I will introduce ScienceSeeker.org and ResearchBlogging.org in the following weeks.Today, I will try to introduce and explain ScienceBlogging.org.

Scienceblogging.org is something we put together pretty fast after Pepsigate, with the explicit goal of providing a one-stop-shopping place for the lurkers, especially from the media.

This aggregator is not trying to be comprehensive, searchable and organized by topic (like ScienceSeeker), nor is it trying to act as a filter for only the posts that cover science with some quality and detail (like ResearchBlogging.org).

ScienceBlogging.org is supposed to give one an easy and quick glimpse of what science blogosphere is talking about at any given moment. Obviously, each of the three aggregators has its uses, its goals, and its intended audience.

Jessica Hekman, Mark Hahnel, Dave Munger, Anton Zuiker and myself made the site simple, using an existing Wodpress theme, purposefully leaving off the various bells and whistles to make the site as clean-looking and easy to understand and navigate as possible. There is a blog (not used much these days), some information about ScienceOnline, Open Laboratory and the concept of blog carnivals, and the rest is just a simple aggregator of RSS feeds from major blogging networks, science news blogs and sites, biggest group blogs, and science writing student blogs.

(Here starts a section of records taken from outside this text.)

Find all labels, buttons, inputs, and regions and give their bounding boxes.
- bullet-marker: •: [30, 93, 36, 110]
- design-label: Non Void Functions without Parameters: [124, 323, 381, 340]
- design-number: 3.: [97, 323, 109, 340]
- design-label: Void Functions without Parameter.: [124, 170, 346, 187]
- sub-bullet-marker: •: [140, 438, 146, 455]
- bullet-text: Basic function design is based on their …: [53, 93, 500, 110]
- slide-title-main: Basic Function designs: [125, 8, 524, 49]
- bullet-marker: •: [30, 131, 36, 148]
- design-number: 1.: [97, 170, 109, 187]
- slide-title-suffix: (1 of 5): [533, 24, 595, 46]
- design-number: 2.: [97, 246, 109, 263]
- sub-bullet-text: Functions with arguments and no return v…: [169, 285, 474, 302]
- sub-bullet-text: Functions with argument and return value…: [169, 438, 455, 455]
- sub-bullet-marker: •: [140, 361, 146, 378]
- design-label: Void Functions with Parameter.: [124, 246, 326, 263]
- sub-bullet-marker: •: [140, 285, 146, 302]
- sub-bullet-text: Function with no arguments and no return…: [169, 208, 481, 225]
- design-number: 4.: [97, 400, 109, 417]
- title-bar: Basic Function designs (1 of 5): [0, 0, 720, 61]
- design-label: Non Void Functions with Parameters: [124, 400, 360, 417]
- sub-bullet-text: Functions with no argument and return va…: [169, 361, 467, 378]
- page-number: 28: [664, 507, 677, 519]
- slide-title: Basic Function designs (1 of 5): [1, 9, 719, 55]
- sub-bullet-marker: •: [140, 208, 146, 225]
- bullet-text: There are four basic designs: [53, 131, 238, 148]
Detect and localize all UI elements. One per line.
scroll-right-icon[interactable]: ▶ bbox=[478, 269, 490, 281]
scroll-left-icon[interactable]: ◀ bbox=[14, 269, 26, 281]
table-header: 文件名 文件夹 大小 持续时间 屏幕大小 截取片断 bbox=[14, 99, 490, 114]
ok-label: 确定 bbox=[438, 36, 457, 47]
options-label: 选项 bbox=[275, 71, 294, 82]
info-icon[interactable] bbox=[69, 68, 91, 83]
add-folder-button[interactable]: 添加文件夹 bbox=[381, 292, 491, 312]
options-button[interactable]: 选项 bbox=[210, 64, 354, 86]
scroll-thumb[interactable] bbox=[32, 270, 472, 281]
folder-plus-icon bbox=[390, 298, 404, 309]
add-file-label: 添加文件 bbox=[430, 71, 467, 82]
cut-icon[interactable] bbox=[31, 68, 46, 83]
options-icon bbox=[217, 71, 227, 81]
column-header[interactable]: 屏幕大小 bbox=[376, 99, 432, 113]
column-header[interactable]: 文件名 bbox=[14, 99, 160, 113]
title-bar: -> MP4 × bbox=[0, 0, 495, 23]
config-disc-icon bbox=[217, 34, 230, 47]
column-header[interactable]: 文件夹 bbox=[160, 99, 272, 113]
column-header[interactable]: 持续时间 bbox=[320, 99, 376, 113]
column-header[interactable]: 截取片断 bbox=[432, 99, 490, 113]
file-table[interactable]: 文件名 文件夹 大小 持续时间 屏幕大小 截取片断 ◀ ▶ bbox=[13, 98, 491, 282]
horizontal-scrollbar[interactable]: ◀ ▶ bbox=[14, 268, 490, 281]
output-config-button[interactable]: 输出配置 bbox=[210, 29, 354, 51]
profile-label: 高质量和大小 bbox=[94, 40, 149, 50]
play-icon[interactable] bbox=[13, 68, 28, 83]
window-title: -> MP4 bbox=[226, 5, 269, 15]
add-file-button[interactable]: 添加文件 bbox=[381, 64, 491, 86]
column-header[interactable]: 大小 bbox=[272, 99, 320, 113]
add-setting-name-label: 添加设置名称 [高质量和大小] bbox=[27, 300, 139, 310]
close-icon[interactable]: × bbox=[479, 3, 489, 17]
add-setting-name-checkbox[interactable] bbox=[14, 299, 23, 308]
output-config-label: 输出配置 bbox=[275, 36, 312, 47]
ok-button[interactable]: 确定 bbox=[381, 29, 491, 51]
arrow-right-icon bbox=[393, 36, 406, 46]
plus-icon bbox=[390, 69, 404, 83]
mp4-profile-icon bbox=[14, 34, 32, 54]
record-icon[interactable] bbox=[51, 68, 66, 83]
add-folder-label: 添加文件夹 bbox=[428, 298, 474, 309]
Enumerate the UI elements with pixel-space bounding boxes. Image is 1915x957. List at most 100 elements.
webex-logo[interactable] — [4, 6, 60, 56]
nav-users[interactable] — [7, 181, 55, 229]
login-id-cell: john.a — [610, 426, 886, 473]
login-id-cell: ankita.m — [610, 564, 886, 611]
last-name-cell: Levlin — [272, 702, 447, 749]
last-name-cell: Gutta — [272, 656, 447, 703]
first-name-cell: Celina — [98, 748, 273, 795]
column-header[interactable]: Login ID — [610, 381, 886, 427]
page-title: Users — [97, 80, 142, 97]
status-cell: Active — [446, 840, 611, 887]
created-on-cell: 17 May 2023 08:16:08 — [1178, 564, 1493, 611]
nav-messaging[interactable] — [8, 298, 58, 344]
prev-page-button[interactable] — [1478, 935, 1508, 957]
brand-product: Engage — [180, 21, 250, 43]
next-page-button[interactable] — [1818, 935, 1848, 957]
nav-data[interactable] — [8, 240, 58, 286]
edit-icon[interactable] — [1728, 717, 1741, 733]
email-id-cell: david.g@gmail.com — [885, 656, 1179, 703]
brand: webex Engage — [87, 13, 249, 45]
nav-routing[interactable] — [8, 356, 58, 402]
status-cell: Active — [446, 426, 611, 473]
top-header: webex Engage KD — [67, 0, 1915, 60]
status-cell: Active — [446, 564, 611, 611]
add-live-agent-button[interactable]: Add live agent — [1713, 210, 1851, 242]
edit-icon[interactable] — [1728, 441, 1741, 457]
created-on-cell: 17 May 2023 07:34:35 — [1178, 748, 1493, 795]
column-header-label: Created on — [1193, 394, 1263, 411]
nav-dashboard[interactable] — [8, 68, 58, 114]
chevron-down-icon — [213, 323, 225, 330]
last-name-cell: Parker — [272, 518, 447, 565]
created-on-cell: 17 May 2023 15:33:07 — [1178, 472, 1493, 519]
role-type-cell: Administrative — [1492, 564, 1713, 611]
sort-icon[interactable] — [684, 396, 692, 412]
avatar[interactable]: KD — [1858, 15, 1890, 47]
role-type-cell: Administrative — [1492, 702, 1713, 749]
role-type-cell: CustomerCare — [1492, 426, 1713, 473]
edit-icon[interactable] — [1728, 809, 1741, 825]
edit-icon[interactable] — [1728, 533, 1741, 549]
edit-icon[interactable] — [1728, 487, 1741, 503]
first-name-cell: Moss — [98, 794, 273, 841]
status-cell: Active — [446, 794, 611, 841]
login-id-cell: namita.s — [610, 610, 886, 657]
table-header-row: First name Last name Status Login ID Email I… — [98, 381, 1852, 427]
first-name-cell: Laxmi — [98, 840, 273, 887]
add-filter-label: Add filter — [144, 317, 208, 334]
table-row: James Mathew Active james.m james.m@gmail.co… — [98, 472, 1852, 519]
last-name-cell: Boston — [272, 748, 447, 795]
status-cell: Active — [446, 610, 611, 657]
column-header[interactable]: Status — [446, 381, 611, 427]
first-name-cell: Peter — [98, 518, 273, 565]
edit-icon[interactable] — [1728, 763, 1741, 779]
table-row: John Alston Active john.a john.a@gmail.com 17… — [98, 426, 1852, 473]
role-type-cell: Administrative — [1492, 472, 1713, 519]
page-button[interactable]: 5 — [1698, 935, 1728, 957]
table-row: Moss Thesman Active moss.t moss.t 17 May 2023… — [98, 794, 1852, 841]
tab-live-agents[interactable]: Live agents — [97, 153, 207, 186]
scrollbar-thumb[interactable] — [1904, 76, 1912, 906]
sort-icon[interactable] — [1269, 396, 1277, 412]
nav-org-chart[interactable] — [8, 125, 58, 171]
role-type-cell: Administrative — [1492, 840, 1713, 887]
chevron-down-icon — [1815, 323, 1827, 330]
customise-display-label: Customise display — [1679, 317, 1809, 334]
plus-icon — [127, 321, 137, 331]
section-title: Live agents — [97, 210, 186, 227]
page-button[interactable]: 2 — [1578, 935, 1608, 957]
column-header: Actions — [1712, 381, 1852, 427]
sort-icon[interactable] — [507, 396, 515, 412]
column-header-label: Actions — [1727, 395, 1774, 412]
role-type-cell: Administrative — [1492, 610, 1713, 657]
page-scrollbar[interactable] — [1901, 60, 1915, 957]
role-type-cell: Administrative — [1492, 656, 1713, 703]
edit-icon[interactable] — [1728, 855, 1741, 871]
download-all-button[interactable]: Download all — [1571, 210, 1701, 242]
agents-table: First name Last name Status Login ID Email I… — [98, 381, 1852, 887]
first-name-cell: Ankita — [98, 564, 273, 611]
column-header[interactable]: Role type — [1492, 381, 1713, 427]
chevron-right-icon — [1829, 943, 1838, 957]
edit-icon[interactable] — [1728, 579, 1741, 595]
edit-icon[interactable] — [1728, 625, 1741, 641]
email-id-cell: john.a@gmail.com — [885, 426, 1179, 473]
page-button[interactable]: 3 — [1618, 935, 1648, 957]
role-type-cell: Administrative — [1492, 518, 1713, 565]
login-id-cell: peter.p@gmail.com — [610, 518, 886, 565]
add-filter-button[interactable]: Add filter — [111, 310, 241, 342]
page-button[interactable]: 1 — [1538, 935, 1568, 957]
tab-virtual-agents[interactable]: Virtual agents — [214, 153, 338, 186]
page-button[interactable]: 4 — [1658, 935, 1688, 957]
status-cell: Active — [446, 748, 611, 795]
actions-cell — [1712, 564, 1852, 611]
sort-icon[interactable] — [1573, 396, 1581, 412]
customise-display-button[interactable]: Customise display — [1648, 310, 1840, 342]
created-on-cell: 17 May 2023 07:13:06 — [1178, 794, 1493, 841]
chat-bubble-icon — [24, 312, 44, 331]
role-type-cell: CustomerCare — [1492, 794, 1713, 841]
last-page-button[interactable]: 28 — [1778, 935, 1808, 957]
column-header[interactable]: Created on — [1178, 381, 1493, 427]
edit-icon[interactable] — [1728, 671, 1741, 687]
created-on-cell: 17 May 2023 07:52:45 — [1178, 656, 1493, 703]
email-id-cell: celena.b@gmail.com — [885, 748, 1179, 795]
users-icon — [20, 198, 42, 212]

It is often hard to determine how to classify a site - is it a network, a collective, an aggregator, a group blog, a news blog, or something else, so the classification we used is somewhat ad hoc and capricious. Once you start using it, you will become familiar with it and will know where to look for what.

The site is particularly useful for people like me - managing a blog network and wanting to see what the other networks are doing - and for the media, to get just a daily snapshot, without having to spend hours participating in what thousands of blogs are discussing. The issue is not that of quality (nobody says these are the best), or complete coverage, just a representative sample that is useful for someone who needs to take a quick look every now and then.

The team has moved on to developing ScienceSeeker.org with much more energy, and we do not plan to do much more development of Scienceblogging.org any more, although we occasionally take a look, add a new network and such. Still, even without much development, the simplicity of the site and representativeness of the blog sampling can keep the site useful for years to come. I hope you bookmark the site and check it out every now and then.